We are all for folks paying their just debts. But the majority of Chapter 7 filers do so on the heels of personal calamity such as divorce, illness or unemployment. Why come down hard on them?

Why not make sure that an applicant is creditworthy on the front end before giving them an unsecured line of credit? Too slow. A competitor might get someone signed up. (Does this sound familiar? We wonder how many NBA executives got their start in banking.) If this is such a big crisis that is costing the industry millions why don't they contest more discharges? You kidding? You know how much money that would cost? After all, we are talking unsecured debt here.

No, it is easier to lay all of it of on the consumer, all the while making a big deal about personal responsibility in order to make it more palatable to avoid corporate responsibility.

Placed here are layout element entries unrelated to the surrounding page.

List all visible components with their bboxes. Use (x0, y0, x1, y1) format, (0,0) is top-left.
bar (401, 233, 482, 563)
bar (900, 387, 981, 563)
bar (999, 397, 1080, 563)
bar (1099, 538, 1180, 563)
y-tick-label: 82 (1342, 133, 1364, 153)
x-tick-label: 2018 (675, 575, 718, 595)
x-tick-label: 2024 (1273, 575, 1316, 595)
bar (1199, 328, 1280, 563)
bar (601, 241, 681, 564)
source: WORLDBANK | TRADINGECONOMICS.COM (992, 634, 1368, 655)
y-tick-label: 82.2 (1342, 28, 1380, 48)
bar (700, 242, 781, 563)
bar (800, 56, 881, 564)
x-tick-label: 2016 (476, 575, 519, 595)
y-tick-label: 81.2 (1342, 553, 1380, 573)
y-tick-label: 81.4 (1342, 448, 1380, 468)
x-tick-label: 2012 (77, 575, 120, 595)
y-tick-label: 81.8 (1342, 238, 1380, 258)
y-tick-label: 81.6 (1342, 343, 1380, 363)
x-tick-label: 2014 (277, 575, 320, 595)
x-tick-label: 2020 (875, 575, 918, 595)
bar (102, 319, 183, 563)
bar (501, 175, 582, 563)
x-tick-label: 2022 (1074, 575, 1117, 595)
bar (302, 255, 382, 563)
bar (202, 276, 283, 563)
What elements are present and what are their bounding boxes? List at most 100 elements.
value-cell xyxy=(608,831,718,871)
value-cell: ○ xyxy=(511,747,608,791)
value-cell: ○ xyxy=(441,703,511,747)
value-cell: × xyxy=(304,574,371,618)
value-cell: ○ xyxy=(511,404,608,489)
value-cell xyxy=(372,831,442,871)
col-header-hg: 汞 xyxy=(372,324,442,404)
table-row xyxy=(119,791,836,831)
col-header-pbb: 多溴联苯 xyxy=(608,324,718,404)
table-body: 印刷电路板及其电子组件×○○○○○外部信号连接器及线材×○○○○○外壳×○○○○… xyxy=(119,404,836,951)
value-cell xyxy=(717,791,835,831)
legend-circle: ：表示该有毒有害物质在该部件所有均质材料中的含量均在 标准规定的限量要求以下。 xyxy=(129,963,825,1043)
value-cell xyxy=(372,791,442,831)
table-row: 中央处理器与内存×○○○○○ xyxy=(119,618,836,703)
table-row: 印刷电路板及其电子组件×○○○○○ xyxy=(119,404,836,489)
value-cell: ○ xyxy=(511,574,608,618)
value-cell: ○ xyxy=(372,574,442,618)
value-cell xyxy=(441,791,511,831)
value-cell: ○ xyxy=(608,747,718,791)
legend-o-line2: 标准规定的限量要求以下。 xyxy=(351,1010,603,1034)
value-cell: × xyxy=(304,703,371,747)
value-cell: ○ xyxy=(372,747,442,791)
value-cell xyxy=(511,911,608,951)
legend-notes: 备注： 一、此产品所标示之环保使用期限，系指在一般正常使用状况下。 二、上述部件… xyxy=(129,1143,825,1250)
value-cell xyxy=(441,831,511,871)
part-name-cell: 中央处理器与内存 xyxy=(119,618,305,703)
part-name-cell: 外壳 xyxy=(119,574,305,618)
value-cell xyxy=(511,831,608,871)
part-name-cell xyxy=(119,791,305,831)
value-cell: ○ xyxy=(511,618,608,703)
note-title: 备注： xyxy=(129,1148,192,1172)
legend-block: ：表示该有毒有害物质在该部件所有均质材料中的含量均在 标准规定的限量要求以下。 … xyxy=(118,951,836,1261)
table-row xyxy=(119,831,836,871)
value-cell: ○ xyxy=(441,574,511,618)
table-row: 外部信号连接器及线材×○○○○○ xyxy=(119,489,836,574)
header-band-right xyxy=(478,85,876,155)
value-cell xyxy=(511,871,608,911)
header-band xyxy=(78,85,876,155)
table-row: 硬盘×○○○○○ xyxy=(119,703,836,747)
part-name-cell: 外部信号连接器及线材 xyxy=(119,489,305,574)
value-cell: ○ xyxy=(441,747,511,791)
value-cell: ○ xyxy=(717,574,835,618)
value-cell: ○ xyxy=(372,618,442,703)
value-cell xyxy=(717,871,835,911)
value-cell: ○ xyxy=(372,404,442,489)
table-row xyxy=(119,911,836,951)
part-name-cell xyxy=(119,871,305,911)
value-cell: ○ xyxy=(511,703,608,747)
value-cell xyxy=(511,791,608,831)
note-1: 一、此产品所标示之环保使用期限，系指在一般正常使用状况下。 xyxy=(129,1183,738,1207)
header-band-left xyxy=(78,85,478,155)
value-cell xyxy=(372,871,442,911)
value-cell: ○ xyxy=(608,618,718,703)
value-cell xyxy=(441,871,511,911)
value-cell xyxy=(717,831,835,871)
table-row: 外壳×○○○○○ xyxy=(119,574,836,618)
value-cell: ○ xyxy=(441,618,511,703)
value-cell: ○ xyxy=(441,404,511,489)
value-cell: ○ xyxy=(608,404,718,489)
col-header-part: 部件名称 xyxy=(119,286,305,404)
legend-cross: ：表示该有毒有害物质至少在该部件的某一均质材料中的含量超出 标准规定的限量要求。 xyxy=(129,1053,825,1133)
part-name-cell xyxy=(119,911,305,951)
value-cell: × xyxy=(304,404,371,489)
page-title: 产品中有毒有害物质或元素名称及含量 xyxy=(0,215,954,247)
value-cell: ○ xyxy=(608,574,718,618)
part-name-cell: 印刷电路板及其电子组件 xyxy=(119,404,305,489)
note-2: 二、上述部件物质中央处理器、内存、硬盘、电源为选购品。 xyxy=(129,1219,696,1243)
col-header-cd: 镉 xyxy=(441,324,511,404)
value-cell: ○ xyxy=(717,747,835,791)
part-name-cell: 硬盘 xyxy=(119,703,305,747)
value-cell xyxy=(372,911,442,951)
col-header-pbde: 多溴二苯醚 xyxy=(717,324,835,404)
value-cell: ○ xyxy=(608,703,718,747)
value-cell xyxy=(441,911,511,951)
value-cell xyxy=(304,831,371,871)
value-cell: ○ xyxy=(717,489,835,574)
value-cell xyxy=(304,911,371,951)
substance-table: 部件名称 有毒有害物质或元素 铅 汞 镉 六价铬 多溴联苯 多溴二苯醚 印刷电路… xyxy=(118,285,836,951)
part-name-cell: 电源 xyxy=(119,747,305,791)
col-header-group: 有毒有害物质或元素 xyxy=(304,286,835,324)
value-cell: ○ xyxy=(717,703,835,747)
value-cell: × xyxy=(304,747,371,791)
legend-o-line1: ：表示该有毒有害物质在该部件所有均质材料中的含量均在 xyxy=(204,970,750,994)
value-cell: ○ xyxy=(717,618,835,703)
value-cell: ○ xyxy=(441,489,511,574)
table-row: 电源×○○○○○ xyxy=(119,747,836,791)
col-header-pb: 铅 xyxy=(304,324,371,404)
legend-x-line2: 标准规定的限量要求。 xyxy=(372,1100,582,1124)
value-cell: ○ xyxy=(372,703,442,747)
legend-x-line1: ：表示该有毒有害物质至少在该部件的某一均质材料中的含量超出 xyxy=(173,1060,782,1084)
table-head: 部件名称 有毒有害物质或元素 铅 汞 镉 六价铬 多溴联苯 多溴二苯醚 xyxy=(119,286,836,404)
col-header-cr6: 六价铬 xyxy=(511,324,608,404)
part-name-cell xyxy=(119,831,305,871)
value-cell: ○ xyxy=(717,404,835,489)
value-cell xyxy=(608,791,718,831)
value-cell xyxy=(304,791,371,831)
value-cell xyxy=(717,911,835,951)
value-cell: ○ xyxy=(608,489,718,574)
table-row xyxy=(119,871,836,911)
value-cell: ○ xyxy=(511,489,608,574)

And if that is not a sufficiently perverse result to come out of the new legislation, here's another one: The new means test for eligibility might actually encourage the unbridled use of credit cards. Here's how.

Let's say your debt-to-asset ratio is a little too robust to qualify for Chapter 7. Which is nothing to particularly be bragging about by the way. And let's say you have the usual 4 or 5 credit cards that the average American household has. Hell, run those suckers up until your financial picture is sufficiently precarious to where they can't put you in a 13! As long as you don't go on this bonanza less than 90 days before you file your Petition the debts are not considered fraudulent.

Talk about the Mother of all perverse results. Only in America. Where the real reasons that things get done don't take account of the potential for the perverse result.